Actualités‎ > ‎

Pourquoi une revalorisation des salaires des fonctionnaires est-elle nécessaire ?

publié le 18 sept. 2011 à 16:34 par David Meyer   [ mis à jour : 18 sept. 2011 à 17:57 ]
I.
  
Le mécanisme

Les fonctionnaires sont, pour leurs rémunérations, sur des grilles de salaire. Un agent se situe sur un indice qui multiplié par une valeur du point, ce qui donne la valeur du salaire. Le passage d’un indice au suivant est proposé au bout de deux ans. La valeur de cette augmentation varie selon la catégorie professionnelle : environ sept milles francs bruts pour un « ouvrier » ou une secrétaire, quinze milles francs pour un technicien supérieur et enfin vingt cinq mille pour un cadre supérieur.
La valeur du point peut également varier chaque année par arrêté du Gouvernement. Par « facilité », et non par une quelconque règle de droit, cette possibilité est utilisée pour répercuter la variation de cette valeur en métropole.
Techniquement le passage d’un indice au suivant, ainsi que l’augmentation de la valeur du point, s’appel le « glissement vieillesse technicité » ou GVT… Ce GVT est pour l’ensemble des fonctionnaires équivalent à deux pourcent d’augmentation sur les dix dernières années (source CLR). Cette valeur moyenne cache des différences importantes. Ainsi la revalorisation du salaire d’un « ouvrier » ou d’une secrétaire est plus proche d’une moyenne de un pour cent, alors que celui d’un cadre supérieur avoisine les trois pour cent par an.
Inutile d’être économiste pour comprendre ce qui va se produire.

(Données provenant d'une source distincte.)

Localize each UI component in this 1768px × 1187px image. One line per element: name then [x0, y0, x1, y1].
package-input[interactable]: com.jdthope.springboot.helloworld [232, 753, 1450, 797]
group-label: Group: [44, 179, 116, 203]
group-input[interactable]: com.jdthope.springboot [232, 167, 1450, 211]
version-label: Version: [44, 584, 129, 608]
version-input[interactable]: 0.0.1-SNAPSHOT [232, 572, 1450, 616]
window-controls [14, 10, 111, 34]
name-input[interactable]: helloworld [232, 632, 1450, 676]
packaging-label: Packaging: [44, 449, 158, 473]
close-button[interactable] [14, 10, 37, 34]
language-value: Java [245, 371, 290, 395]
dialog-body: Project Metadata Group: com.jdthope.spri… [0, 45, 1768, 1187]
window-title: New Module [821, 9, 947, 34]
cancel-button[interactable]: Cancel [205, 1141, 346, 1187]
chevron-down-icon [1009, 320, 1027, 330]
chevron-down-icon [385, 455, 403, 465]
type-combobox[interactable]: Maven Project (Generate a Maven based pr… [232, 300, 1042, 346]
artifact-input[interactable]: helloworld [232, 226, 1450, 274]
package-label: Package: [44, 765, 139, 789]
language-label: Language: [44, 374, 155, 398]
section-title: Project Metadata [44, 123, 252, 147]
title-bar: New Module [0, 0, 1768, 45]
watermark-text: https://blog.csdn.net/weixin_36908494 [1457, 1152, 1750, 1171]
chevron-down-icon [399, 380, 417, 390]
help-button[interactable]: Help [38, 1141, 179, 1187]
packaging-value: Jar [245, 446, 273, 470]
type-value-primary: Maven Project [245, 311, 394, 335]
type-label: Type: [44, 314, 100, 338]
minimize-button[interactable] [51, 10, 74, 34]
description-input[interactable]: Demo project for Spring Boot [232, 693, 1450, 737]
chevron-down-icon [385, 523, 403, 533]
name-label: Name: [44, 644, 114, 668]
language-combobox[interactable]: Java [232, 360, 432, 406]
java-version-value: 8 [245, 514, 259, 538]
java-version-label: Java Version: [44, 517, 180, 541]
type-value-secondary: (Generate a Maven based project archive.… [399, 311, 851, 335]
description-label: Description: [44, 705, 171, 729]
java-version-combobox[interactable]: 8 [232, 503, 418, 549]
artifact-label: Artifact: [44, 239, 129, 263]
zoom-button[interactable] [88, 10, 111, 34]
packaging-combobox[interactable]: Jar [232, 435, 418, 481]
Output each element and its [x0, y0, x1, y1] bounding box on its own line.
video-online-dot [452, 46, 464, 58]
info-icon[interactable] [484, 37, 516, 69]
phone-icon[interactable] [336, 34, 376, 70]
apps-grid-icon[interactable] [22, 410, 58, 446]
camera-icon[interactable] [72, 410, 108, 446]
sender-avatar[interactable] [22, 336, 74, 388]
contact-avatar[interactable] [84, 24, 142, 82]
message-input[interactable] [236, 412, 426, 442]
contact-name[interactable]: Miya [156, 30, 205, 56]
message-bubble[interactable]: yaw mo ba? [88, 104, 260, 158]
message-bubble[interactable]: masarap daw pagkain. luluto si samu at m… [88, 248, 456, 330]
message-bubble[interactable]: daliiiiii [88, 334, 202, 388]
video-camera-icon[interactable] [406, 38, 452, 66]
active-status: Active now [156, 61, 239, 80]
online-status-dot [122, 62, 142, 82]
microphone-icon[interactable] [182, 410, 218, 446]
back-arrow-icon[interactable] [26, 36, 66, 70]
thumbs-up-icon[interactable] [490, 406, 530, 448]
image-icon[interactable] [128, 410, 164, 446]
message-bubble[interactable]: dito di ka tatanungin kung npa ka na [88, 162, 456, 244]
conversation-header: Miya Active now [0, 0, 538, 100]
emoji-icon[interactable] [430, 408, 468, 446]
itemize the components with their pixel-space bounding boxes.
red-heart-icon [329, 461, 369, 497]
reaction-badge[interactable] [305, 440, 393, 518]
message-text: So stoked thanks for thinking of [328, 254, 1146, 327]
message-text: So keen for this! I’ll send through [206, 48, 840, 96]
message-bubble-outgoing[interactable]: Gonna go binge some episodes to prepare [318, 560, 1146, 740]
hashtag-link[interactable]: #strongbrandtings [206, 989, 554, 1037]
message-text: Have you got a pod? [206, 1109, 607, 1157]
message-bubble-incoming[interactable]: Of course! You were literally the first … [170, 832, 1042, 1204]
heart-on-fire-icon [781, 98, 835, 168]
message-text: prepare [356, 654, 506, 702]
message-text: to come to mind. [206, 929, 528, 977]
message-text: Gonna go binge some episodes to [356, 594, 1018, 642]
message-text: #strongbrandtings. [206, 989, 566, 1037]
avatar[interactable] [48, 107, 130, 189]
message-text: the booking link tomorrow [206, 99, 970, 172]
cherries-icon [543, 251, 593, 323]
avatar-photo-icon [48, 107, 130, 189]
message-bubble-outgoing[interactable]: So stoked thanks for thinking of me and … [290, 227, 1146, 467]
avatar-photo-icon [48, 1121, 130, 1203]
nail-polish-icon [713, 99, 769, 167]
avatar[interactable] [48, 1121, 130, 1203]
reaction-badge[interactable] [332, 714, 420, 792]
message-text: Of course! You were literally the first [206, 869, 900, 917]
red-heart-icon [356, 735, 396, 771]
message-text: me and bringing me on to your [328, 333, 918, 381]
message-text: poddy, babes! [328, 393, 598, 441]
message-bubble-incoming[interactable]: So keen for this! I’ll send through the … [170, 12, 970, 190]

II.  Une perte de pouvoir d’achat.

La moyenne de l’augmentation du coût de la vie en Nouvelle-Calédonie a été, sur ces dix dernières années, de deux pourcent (déduit des sources ISEE) avec une accélération du phénomène en fin de période statistique. On pourrait conclure qu’un ouvrier, sur ces dix dernières années, a donc perdu plus de dix pourcent de pouvoir d’achat. Un technicien a conservé son pouvoir d’achat et un cadre supérieur gagné dix pourcent. Mais ce calcul doit être corrigé des augmentations successives de cotisations sociales qui représentent environ dix pourcent du salaire net (source CLR et mutuelle des fonctionnaires). Donc sur la décade écoulée, un ouvrier n’a pas perdu dix pourcent, mais environ vingt pourcent de pouvoir d’achat !!!! Aucune catégorie socio professionnel n’a perdu autant ces dernières années en Nouvelle Calédonie !!! Un technicien a perdu quand à lui dix pourcent de pouvoir d’achat et les cadres supérieurs ont tout juste maintenu le leur !!!
Vous me direz que les régimes indemnitaires (ou primes), obtenu fin 2008 ont compensé ces pertes… Hélas, toutes les statistiques exposées précédemment sont issues de calcul incluant ces « fameuses » primes…
Comme souligné précédemment, l’inflation augmente en fin de période statistique. Pour l’année 2010 elle était de 2,7 pourcent et déjà de 0,8 pour le seul mois de janvier 2011. Ce phénomène, conjugué à un blocage du coefficient multiplicateur sur trois ans annoncé par le Gouvernement français, va conduire les fonctionnaires à voir leur perte de pouvoir d’achat s’accentuer de manière exponentielle !!!
Inutile d’être sociologue pour comprendre ce qui va se produire.
III.  Nos propositions.

Une telle perte de pouvoir d’achat en un laps de temps aussi court ne peut conduire qu’à une situation de tension extrême. Une nouvelle crise majeure de la fonction publique, identique à celle de 2008, est inévitable sans la mise en place rapide de mesures correctives.
 Elles pourraient être de deux types complémentaires et indissociables. La première consisterait en la mise en place d’un mécanisme de compensations sociales pour les catégories C, D, et convention collective (ouvriers, secrétaires etc.…). Ces compensations pourraient être une aide au logement, à la crèche,… tout ce qui, indirectement, leur rendrait du pouvoir d’achat. La seconde, passerait par la mise en place d’un processus de négociation annuel de la valeur du coefficient multiplicateur. Cette mesure permettrait de « coller » les salaires au plus près des augmentations du coup de la vie en Nouvelle-Calédonie.